Que ce souffle soit brise ou se fasse ouragan, il ne cesse d’être en mouvement. Parce que la vie est mouvement, parcer qu’elle nous invite sans cesse à passer d’un état à un autre.
La vie humaine est bipolaire par nature et, effectivement, nous vivons tout au long de notre vie l’alternance du souffle divin dans tous les domaines de notre existence. Il suffit de l’observer pour s’en convaincre aisément : jour/nuit, ordre/chaos, action/repos, plein/vide, anorexie-refus de recevoir la vie/ boulimie-illusions de complétude, marée haute/marée basse, inspiration/ expiration, diastole/ systole, stress et surpression/ dépression, joie/tristesse, extase/enstase, naissance/mort, mort/renaissance, séparation/ réunion, masculin/ féminin, dehors/ dedans, parole/silence, doute/foi …

Nous devons donc fonctionner dans cette dualité, même si nous sommes programmés pour le retour à l’unité. Notre corps ne porte-t-il pas le symbolisme de ce voyage en nous prêtant deux pieds et deux mains pour avancer et agir, mais une seule tête pour penser et un seul coeur pour aimer ? Tête et coeur physiques assument le paradoxe en acceptant même leur dualité intrinsèque : un cerveau droit pour le non-verbal, l’intuition, le diffus, le fonctionnement transpersonnel hors-espace temps, et un cerveau gauche pour le verbal, l’analyse rationnelle, la précision, la gestion du temps ; un coeur droit pour pomper vers les poumons un sang chargé de gaz carbonique, et un coeur gauche pour envoyer le sang fraîchement oxygéné vers les dizaines de milliers de milliards de cellules qui constituent notre corps physique.

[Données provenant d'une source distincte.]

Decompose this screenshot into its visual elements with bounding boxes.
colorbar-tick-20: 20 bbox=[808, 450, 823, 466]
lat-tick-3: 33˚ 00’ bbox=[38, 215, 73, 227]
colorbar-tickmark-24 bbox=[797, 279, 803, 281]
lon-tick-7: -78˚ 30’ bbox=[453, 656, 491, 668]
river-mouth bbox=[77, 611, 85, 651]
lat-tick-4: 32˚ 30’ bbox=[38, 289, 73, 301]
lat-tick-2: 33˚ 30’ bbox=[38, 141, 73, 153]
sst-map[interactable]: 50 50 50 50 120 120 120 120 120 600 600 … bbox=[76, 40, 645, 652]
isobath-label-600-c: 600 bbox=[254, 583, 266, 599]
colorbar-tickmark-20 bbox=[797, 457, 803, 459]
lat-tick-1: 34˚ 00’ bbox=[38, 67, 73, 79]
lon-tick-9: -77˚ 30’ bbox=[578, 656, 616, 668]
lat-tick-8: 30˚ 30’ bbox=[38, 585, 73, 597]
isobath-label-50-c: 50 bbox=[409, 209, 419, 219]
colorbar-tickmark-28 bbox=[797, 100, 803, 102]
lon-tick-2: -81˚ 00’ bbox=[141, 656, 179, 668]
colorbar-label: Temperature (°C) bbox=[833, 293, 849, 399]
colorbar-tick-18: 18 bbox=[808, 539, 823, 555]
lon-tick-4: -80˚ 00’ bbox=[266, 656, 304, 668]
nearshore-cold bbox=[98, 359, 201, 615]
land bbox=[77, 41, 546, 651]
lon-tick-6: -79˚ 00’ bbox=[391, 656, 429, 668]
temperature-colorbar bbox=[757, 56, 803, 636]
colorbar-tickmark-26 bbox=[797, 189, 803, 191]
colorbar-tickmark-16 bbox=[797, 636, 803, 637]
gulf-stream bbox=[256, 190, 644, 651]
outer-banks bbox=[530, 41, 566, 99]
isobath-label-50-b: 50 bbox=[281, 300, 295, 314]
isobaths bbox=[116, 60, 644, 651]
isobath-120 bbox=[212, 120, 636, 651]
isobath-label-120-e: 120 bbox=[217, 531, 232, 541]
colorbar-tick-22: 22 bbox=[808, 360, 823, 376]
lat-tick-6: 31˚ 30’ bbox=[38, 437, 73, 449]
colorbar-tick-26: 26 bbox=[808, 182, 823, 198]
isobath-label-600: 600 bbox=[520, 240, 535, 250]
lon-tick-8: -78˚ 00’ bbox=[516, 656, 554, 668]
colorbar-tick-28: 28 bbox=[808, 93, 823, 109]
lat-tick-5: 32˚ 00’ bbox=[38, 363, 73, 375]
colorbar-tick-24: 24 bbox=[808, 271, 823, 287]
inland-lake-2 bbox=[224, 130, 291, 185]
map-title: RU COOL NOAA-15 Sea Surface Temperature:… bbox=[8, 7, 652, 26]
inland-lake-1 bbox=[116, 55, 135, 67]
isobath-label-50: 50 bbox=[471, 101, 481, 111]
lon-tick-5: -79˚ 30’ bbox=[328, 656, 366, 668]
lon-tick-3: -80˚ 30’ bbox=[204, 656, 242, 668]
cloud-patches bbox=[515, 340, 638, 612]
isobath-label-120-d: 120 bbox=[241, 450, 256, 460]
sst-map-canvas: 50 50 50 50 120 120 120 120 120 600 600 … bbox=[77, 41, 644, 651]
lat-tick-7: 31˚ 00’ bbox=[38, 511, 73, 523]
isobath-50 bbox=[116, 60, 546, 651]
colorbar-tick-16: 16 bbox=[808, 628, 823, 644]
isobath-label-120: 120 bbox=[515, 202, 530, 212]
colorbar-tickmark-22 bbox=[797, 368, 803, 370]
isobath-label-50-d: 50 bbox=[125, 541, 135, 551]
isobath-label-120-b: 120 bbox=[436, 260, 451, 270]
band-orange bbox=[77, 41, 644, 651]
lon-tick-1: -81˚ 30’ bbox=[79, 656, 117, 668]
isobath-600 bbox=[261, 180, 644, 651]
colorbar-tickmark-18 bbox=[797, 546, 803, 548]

N’est-il pas merveilleux que dans la langue française le mot inspiration désigne à la fois le mouvement d’entrée dans la vie et l’élément moteur de la création artistique? Serait-ce encore un coup du vivant pour nous épater ? Il semblerait bien que ce soit le cas lorsqu’on lit la Genèse … Et n’est-il pas tout aussi merveilleux de constater que le mot expiration désigne le mouvement de sortie de la vie, le dernier souffle rendu (à qui ?) et désigne également l’élément freinant de la création et de l’action, puisqu’il accompagne le mouvement de relâchement, d’abandon, de détente ? Le diaphragme, muscle essentiel de la respiration, ne fait-il pas l’unité entre les énergies du bas du corps, sexuelles, reproductrices, digestives, instinctives, et les énergies plus subtiles du haut du corps qui sont affectives, liées à la communication, à l’expression, à l’intuition ?
Il semble que nous soyons fabriqués pour ce paradoxe unité/dualité à partir de cet Innommable que nous voulons à tout prix nommer et que nous appelons Dieu, la Vie, l’Amour, la Conscience Absolue, ou l’Esprit Universel, pour ne citer que quelques noms. Il paraît impossible, et inutile, d’énumérer tous les noms qui correspondent au besoin si humain de nommer le Créateur de l’Univers. L’homme paradoxal va même jusqu’à Lui donner pour nom «Celui qui est au-dessus de tout nom». Et ne mesure-t-on pas la maturité et la sagesse spirituelle à la capacité d’accepter et d’intégrer les paradoxes ?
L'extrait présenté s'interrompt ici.